Love served as lead CAPCOM for the Artemis II mission.

===Spaceflight===
STS-122 Atlantis (February 7–20, 2008) was the 24th shuttle mission to visit the International Space Station. The primary objective of the flight was to carry the European Space Agency’s Columbus Laboratory module to the Space Station and install it there permanently. Love performed two spacewalks to help prepare the Columbus Laboratory for installation, to add two science payloads to the outside of Columbus, and to carry a failed Station gyroscope to the Shuttle for return to Earth. STS-122 was also a crew replacement mission, delivering Expedition 16 Flight Engineer Léopold Eyharts, and returning home with Expedition 16 Flight Engineer Daniel Tani.

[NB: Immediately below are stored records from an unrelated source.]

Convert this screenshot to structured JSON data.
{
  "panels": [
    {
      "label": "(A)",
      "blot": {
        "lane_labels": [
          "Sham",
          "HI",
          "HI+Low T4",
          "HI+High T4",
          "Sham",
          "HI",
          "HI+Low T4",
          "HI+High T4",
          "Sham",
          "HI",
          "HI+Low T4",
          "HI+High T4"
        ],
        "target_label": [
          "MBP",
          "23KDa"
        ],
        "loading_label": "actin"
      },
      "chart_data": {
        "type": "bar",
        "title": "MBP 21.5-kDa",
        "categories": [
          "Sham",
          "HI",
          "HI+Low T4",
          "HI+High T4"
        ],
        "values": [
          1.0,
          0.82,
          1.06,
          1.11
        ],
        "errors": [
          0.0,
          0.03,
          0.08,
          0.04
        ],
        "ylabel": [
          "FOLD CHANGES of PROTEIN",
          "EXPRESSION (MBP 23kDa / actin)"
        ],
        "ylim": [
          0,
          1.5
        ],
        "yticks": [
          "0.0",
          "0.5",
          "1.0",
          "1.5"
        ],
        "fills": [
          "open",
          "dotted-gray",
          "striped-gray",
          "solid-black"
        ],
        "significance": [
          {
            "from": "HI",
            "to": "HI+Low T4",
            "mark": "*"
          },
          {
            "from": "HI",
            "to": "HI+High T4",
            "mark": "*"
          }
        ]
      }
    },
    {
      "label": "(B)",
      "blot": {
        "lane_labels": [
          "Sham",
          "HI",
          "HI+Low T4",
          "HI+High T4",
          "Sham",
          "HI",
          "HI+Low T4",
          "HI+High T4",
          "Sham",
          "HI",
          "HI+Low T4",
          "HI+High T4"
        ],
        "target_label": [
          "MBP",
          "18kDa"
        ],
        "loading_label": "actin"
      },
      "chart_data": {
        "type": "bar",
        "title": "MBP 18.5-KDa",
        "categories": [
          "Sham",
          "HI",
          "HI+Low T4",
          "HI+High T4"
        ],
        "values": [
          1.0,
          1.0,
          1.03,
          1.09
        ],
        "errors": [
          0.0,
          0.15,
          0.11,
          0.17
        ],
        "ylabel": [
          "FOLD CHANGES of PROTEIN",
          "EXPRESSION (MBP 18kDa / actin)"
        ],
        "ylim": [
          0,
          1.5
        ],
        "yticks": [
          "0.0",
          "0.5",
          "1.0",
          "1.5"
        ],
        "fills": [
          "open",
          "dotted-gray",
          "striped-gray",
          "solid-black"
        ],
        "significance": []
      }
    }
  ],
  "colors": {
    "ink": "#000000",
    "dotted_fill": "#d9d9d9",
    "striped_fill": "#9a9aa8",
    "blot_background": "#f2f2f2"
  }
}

The STS-122 mission was accomplished in 12 days, 18 hours, 21 minutes, and 39 seconds, and traveled 5296842 mi in 203 Earth orbits.

==Memberships==
Love's memberships include the American Astronomical Society; Division for Planetary Science; the American Geophysical Union; the American Institute of Aeronautics and Astronautics (Associate Fellow); the Meteoritical Society; and the Harvey Mudd College Alumni Association.

==Personal life==
Love is married to Jancy McPhee, a NASA scientist. They have two children. Love has a wide range of hobbies, including martial arts, hiking, science fiction, music, and anime.